En Bref [Saison 1]
Si l'on aime le personnage et son univers musical, ce documentaire est très satisfaisant. Clément Cotentin ayant filmé énormément de choses bien avant que son frère et sa bande ne deviennent des incontournables du rap français, on découvre les dessous du groupe et s'émerveille de voir à quel point ces artistes sont vrais. Après, même si je comprends le choix de prendre du temps pour montrer les premières années, avant la célébrité, je regrette un peu que l'on soit passé si vite sur les succès plus récents, notamment la manière dont ils sont vécus de l'intérieur.
Plus en Détail ("spoilers", dans le sens où je dévoile des cheminements et mécaniques du documentaire)
Retrospective totale pour le collectif Orelsan-Gringe-Skread-Ablaye, un quatuor qui s'est rencontré à Caen et qui est rentré dans le show biz comme personne. Créateurs d'un style de rap unique, sortant un premier album totalement "maison" après environ 10 ans à composer et se faire un peu connaître sur Internet, le collectif est surtout devenu malheureusement célèbre après la polémique qui a éclaté sur un de leurs premiers morceaux.

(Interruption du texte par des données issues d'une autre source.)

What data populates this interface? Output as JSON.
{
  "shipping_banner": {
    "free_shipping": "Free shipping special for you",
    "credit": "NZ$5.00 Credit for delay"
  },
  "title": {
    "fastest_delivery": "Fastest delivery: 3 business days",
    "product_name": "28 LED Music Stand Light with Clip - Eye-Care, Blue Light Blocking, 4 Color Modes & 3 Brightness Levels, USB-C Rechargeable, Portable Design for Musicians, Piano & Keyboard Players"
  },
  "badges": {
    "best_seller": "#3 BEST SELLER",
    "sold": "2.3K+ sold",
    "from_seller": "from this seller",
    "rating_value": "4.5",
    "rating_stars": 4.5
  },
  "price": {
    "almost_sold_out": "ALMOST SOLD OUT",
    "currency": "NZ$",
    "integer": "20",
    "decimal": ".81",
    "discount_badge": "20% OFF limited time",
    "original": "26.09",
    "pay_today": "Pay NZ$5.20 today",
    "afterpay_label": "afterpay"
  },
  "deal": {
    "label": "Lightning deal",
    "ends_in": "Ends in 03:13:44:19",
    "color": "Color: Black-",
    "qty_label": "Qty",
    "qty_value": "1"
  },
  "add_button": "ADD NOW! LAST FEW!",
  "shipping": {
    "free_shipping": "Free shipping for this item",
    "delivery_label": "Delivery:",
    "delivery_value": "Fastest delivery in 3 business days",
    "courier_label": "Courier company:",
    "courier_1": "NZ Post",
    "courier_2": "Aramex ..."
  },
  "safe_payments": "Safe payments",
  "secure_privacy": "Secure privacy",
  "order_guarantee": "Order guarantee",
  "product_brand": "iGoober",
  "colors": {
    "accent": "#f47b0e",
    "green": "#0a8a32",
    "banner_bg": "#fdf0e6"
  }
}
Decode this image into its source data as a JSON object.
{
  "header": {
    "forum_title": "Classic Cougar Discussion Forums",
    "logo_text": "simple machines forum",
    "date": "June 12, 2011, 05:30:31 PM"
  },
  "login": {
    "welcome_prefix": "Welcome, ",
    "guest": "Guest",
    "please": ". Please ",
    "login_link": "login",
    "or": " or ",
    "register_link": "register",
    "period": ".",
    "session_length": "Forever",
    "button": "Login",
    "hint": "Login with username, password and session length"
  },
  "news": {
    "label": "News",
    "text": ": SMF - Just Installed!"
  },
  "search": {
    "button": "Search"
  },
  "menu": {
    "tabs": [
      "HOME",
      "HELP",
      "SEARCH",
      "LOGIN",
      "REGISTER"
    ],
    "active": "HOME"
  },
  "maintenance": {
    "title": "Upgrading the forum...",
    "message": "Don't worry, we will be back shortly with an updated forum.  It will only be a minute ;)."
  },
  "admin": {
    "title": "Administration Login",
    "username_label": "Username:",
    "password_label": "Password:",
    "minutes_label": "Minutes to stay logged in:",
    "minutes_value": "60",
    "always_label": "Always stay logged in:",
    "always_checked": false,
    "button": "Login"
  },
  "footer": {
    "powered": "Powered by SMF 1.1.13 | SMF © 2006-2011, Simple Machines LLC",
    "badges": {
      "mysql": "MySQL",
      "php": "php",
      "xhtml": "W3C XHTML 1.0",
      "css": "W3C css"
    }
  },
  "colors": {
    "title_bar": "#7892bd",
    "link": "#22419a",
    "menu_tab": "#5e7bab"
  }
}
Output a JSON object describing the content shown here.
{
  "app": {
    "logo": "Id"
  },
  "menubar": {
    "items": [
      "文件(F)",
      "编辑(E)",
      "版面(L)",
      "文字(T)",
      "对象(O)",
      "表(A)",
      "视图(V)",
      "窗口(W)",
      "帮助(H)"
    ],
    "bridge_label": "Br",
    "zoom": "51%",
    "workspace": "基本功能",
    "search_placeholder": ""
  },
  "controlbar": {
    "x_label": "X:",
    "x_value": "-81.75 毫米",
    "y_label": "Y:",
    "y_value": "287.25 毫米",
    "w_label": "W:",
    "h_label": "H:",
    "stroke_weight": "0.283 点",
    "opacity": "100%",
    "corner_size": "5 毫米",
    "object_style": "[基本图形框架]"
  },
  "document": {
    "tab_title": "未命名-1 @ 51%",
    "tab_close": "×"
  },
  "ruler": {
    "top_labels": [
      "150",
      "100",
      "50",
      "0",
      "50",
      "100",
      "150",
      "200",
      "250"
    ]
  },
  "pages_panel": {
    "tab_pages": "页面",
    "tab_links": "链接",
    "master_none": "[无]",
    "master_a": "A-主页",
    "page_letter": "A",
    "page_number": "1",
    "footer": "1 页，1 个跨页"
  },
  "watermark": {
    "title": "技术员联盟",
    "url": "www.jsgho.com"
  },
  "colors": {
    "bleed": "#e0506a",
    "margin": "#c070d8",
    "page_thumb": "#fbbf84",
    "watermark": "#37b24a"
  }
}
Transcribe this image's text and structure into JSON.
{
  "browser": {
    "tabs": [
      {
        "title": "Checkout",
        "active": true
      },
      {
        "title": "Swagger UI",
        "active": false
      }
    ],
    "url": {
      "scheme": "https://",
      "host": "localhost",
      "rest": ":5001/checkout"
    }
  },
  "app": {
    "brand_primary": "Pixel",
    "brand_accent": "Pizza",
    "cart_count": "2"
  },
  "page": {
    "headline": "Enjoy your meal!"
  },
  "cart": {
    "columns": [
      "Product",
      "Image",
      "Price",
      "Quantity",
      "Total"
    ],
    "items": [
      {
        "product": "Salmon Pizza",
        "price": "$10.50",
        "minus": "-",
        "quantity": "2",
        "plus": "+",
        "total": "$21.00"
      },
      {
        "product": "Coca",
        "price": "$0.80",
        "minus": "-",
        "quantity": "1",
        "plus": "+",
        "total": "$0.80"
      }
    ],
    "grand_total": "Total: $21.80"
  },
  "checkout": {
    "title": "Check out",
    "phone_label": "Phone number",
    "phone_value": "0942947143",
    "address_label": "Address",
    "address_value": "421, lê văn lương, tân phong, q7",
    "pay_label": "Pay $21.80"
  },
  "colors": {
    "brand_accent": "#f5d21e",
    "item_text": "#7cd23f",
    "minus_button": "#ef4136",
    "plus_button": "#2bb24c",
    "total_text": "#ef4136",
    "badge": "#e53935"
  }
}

Ces débuts (2000-2011) prennent 3 épisodes de 40 minutes à eux tous seuls, alors que le premier album d'Orelsan n'est sorti qu'en 2009. 2h d'archives et de commentaires sur ces années où Aurélien ne sait pas quoi faire de sa vie dans sa ville normande, ce qui inspirera fortement son personnage de loser procrastinateur jusqu'à son film "Comment c'est loin" (2015). C'est là que son frère intervient, en filmant absolument tout, convaincu que le groupe connaîtra un jour le succès et que le public voudra voir ces images exclusives. Avec ce documentaire, on voit qu'il a eu raison.
On découvre alors les caractères de chacun des 4 artistes et les images de "Comment c'est loin", de "Bloqués", les paroles de "Perdu d'avance" résonnent très nettement dans chaque image d'archive. Tout y est, Orel qui ne croit pas en son talent, Gringe qui se sait talentueux et qui ne pousse pas, Skread le méthodique qui perce avant les autres, des moments de vie et anecdotes que l'on retrouvera dans les chansons... Même quand il fait veilleur de nuit dans son hôtel, en off, Orel balance des réflexions sur sa situation, très similaires à ce qu'il dira dans ses premiers morceaux. Enfin pas tous...
La suite, ceux qui suivent l'artiste la connaissent mieux. C'est donc logique que le rythme s'accélère un peu, mais ceux qui ne connaissaient pas vont apprendre plein de choses sur l'état d'esprit assez unique du groupe. Notamment la nouvelle image imposée par David Tomaszewski pour "Le Chant des Sirènes" qui a marché extrêmement bien mais qui était quand même assez éloignée de la vision d'Orel ; ou alors le caractère de Gringe, ce que les autres disent de lui et même son état dépressif (tout ce qu'il raconte dans son album d'ailleurs). Bref, il y a beaucoup d'infos personnelles présentées avec un montage énergique et très minutieux. Au passage j'adore le générique.
Mais du coup, je pense que Clément Cotentin a dû faire quelques impasses, notamment sur la manière dont le succès est ressenti par les artistes. A chaque projet on a droit au même témoignage : "on s'attendait pas à ce que ça marche autant". Souvent on voit Skread ressentir l'arrivée d'un tube, mais à chaque fois il s'étonne de l'ampleur succès. Comment peuvent-ils être aussi peu sûrs d'eux avant la sortie du projet et autant des bêtes de scène derrière ? Le documentaire met une barrière entre le succès immense d'Orelsan aujourd'hui et le ressenti très minimaliste des artistes à ce sujet. C'est comme s'ils faisaient leur truc sans considérer le nombre de personnes qui pourraient y adhérer. Sauf que ce n'est pas non plus dit explicitement.